A normal agent can remember that batching would be better. Buffaly can make batching exist.
A normal agent can write down advice. Buffaly can turn the advice into executable runtime capability.
A normal agent is limited to the tools it was handed. Buffaly can rewrite its own working tool surface while the task is still happening.
That is the point of ProtoScript in Buffaly: repeated reasoning does not have to remain reasoning.

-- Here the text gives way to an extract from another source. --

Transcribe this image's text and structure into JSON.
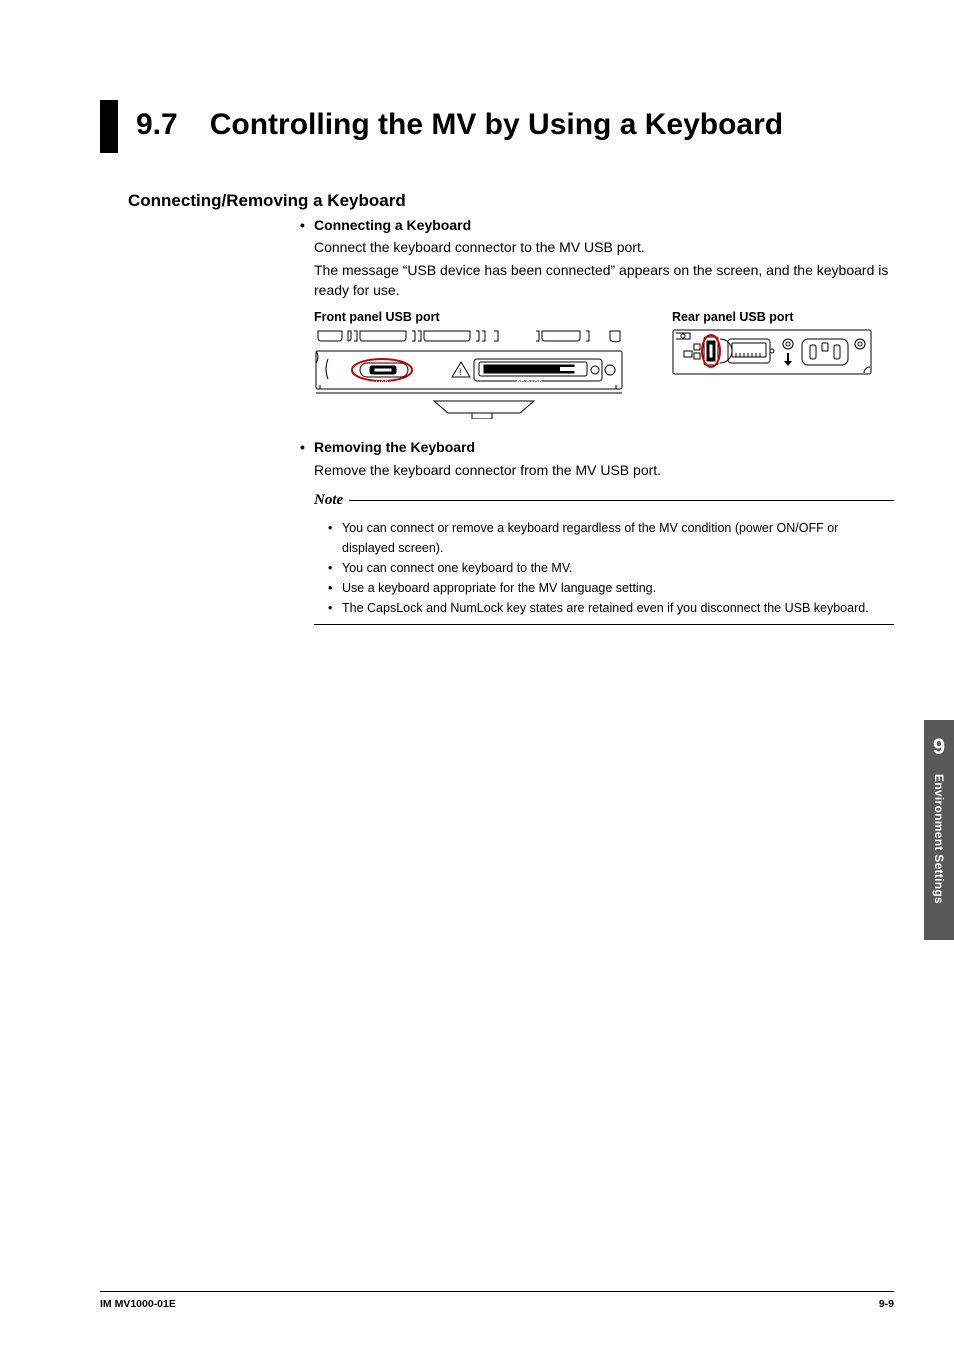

It can become code the agent can call.
11. Architectural Implications
Buffaly is not “prompts + tools + vector DB + graph DB glued by an LLM.” It is a single coherent substrate:
- Prototype graphs for semantic identity and relationships
- Typed objects that evolve from shallow to deep
- Executable ProtoScript functions that bind directly to native code
- In-memory native object lifetime with no mandatory serialization
- Runtime self-extension, where new actions can be created while running
- Provenance and auditability built into the graph
The LLM is still essential for language understanding, intent resolution, and high-level orchestration, but it is no longer the working medium. The working medium is code.

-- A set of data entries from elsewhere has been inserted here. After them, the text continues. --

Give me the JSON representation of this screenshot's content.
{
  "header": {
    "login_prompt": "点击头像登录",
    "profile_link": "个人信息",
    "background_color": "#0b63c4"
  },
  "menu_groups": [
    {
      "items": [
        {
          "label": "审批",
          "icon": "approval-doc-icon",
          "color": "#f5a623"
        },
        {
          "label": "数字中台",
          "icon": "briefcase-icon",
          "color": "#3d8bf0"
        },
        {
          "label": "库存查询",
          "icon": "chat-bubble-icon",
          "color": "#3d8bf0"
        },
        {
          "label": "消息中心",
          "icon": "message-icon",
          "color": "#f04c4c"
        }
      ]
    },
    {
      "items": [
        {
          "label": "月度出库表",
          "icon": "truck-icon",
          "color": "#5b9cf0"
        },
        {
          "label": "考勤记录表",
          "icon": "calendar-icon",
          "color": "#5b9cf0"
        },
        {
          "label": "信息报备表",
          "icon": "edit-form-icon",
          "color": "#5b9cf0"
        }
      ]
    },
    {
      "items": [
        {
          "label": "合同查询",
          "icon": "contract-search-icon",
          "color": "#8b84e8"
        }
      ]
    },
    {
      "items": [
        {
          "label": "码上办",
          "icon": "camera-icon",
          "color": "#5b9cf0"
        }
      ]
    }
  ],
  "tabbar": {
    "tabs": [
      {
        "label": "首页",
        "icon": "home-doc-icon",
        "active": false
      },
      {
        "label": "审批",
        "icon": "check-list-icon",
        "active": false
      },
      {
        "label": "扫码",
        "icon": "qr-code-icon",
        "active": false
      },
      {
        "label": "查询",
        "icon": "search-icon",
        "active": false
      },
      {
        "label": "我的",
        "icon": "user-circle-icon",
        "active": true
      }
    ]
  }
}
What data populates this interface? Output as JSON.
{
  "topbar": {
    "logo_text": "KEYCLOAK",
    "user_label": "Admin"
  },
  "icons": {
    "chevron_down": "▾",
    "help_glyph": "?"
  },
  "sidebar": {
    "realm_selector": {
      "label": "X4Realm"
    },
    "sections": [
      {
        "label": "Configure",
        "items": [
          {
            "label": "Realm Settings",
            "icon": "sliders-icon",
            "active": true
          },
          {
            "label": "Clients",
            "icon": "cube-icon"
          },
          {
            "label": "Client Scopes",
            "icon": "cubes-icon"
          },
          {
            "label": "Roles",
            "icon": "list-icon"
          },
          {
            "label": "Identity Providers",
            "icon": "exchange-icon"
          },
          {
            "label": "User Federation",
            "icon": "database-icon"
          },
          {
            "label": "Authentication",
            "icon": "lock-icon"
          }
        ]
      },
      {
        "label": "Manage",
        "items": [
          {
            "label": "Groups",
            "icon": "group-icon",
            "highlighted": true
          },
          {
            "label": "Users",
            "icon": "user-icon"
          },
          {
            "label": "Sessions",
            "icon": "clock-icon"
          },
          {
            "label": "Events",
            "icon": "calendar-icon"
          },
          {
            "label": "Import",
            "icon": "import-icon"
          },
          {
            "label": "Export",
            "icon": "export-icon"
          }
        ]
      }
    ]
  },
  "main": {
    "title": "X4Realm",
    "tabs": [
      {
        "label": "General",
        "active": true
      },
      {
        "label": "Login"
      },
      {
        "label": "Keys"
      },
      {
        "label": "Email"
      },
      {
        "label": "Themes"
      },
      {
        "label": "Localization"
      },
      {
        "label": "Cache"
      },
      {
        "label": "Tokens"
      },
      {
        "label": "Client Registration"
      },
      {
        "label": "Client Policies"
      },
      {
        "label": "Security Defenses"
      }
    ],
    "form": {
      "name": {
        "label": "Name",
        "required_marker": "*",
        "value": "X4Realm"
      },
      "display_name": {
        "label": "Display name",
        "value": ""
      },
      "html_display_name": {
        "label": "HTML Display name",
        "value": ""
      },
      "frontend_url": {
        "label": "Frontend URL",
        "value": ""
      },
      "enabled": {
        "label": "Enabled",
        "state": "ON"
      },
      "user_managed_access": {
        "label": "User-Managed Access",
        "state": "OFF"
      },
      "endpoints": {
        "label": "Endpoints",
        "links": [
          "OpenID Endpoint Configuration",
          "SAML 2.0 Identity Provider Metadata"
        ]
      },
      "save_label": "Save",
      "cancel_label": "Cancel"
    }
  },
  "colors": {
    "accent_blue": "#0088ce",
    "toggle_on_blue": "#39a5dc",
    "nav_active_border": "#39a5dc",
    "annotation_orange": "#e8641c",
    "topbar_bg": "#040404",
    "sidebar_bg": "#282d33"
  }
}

This is why Buffaly can operate safely and efficiently in regulated domains: the model never owns the data model or the execution environment. The runtime does.

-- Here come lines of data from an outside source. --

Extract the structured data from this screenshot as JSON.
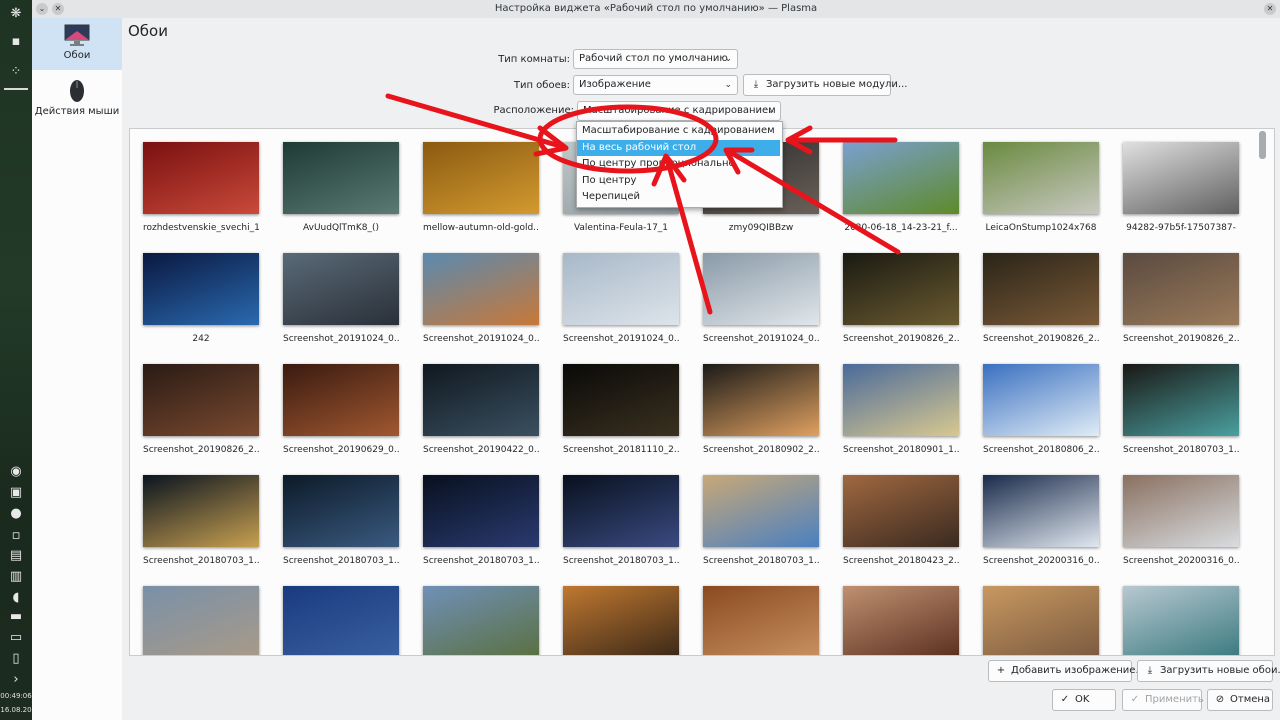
{
  "window": {
    "title": "Настройка виджета «Рабочий стол по умолчанию» — Plasma",
    "left_buttons": [
      "⌄",
      "✕"
    ],
    "right_button": "✕"
  },
  "panel": {
    "time": "00:49:06",
    "date": "16.08.20"
  },
  "categories": [
    {
      "label": "Обои",
      "icon": "monitor-icon",
      "selected": true
    },
    {
      "label": "Действия мыши",
      "icon": "mouse-icon",
      "selected": false
    }
  ],
  "page": {
    "heading": "Обои",
    "layout_label": "Тип комнаты:",
    "layout_value": "Рабочий стол по умолчанию",
    "type_label": "Тип обоев:",
    "type_value": "Изображение",
    "get_plugins": "Загрузить новые модули...",
    "position_label": "Расположение:",
    "position_value": "Масштабирование с кадрированием"
  },
  "dropdown": {
    "options": [
      "Масштабирование с кадрированием",
      "На весь рабочий стол",
      "По центру пропорционально",
      "По центру",
      "Черепицей"
    ],
    "highlighted": 1
  },
  "wallpapers": [
    {
      "name": "rozhdestvenskie_svechi_1",
      "c1": "#7a1010",
      "c2": "#c94a3a"
    },
    {
      "name": "AvUudQlTmK8_()",
      "c1": "#1e3a35",
      "c2": "#5a7a72"
    },
    {
      "name": "mellow-autumn-old-gold...",
      "c1": "#8a5a10",
      "c2": "#d49a30"
    },
    {
      "name": "Valentina-Feula-17_1",
      "c1": "#c0c8c8",
      "c2": "#909aa0"
    },
    {
      "name": "zmy09QIBBzw",
      "c1": "#2e2e2e",
      "c2": "#6a6058"
    },
    {
      "name": "2020-06-18_14-23-21_f...",
      "c1": "#7aa0d0",
      "c2": "#5e8a2a"
    },
    {
      "name": "LeicaOnStump1024x768",
      "c1": "#6a8a40",
      "c2": "#c8c8c0"
    },
    {
      "name": "94282-97b5f-17507387-",
      "c1": "#e0e0e0",
      "c2": "#606060"
    },
    {
      "name": "242",
      "c1": "#0a1840",
      "c2": "#2a6ab0"
    },
    {
      "name": "Screenshot_20191024_0...",
      "c1": "#5a6a78",
      "c2": "#2a3038"
    },
    {
      "name": "Screenshot_20191024_0...",
      "c1": "#5a8ab0",
      "c2": "#c87838"
    },
    {
      "name": "Screenshot_20191024_0...",
      "c1": "#a8b8c8",
      "c2": "#dde4ea"
    },
    {
      "name": "Screenshot_20191024_0...",
      "c1": "#8a9aa8",
      "c2": "#e0e6ea"
    },
    {
      "name": "Screenshot_20190826_2...",
      "c1": "#1a1a12",
      "c2": "#6a5a30"
    },
    {
      "name": "Screenshot_20190826_2...",
      "c1": "#2a2418",
      "c2": "#7a5a38"
    },
    {
      "name": "Screenshot_20190826_2...",
      "c1": "#5a4a40",
      "c2": "#9a7a5a"
    },
    {
      "name": "Screenshot_20190826_2...",
      "c1": "#2a1a14",
      "c2": "#7a4a30"
    },
    {
      "name": "Screenshot_20190629_0...",
      "c1": "#3a1a10",
      "c2": "#a05830"
    },
    {
      "name": "Screenshot_20190422_0...",
      "c1": "#101820",
      "c2": "#3a5060"
    },
    {
      "name": "Screenshot_20181110_2...",
      "c1": "#0a0a08",
      "c2": "#3a3020"
    },
    {
      "name": "Screenshot_20180902_2...",
      "c1": "#1a1a18",
      "c2": "#e0a060"
    },
    {
      "name": "Screenshot_20180901_1...",
      "c1": "#4a6a9a",
      "c2": "#d8c890"
    },
    {
      "name": "Screenshot_20180806_2...",
      "c1": "#3a70c0",
      "c2": "#e0ecf6"
    },
    {
      "name": "Screenshot_20180703_1...",
      "c1": "#1a1814",
      "c2": "#4aa0a0"
    },
    {
      "name": "Screenshot_20180703_1...",
      "c1": "#0a1420",
      "c2": "#c8a050"
    },
    {
      "name": "Screenshot_20180703_1...",
      "c1": "#0c1a28",
      "c2": "#3a5a80"
    },
    {
      "name": "Screenshot_20180703_1...",
      "c1": "#08101e",
      "c2": "#2a3a70"
    },
    {
      "name": "Screenshot_20180703_1...",
      "c1": "#08101e",
      "c2": "#3a4a80"
    },
    {
      "name": "Screenshot_20180703_1...",
      "c1": "#c8a878",
      "c2": "#4a80c0"
    },
    {
      "name": "Screenshot_20180423_2...",
      "c1": "#a06840",
      "c2": "#3a2a20"
    },
    {
      "name": "Screenshot_20200316_0...",
      "c1": "#1a2a4a",
      "c2": "#e0e8f0"
    },
    {
      "name": "Screenshot_20200316_0...",
      "c1": "#8a7060",
      "c2": "#d8dce0"
    },
    {
      "name": "",
      "c1": "#7a90a8",
      "c2": "#a89a88"
    },
    {
      "name": "",
      "c1": "#1a3a80",
      "c2": "#3a60a0"
    },
    {
      "name": "",
      "c1": "#7090b8",
      "c2": "#5a7040"
    },
    {
      "name": "",
      "c1": "#c07830",
      "c2": "#3a2818"
    },
    {
      "name": "",
      "c1": "#8a4a20",
      "c2": "#c89060"
    },
    {
      "name": "",
      "c1": "#c09070",
      "c2": "#5a3020"
    },
    {
      "name": "",
      "c1": "#c89860",
      "c2": "#7a5a40"
    },
    {
      "name": "",
      "c1": "#b8c8d0",
      "c2": "#3a7a80"
    }
  ],
  "bottom": {
    "add_image": "Добавить изображение...",
    "get_wallpapers": "Загрузить новые обои...",
    "ok": "OK",
    "apply": "Применить",
    "cancel": "Отмена"
  },
  "annotation_color": "#e8141c"
}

ProtoScript, prototype graphs, and native interop give agents a fundamentally different substrate: one that turns language into executable structure instead of leaving everything as text for the model to reinterpret on every request.
12. Traditional Agent vs. Buffaly: Final Architectural Recap
| Aspect | Traditional Text/Prompt-Based Agent | Buffaly |
|---|---|---|
| Memory | Text notes, prompts, retrieved fragments | Typed prototypes + executable ProtoScript code in the runtime |
| Knowledge representation | Natural language sentences that must be re-interpreted every time | Semantic entities that become objects, relationships, rules, actions, and native code |
| Knowledge compounding | Adds more text to prompts | Strings → typed objects → relationships → rules → actions → hardened native code |
| Tool / action surface | Flat list of JSON tools; model chooses from everything | Runtime resolves entities first, narrows to relevant typed functions |
| Data and objects | Full JSON serialization into prompt context on every step | Native C# objects stay in memory; model sees only safe handles |
| Execution | Model reads data → decides → calls next tool | Runtime executes typed actions directly on native objects |
| Sensitive data / PHI | Frequently travels through prompt space | Stays inside runtime with controllable exposure |
| Scaling, such as 15,000 patients | Repeated serialization + token burn per record | Native-speed batch actions on in-memory objects; near-constant tokens |
| Self-extension | Limited to pre-built tools | Can synthesize, compile, and expose new ProtoScript actions at runtime |
| Working medium | The LLM prompt and tool-call loop | Executable code + native runtime objects |
| Control and safety | Relies on prompt engineering and model discipline | Runtime owns data model, execution, and visibility rules |
| Auditability | Text transcripts + generated explanations | Full provenance through the prototype graph |
This table distills the core architectural shift: traditional agents keep everything in language for the model to reinterpret; Buffaly turns language into a structured, executable runtime the model can use rather than constantly re-parse.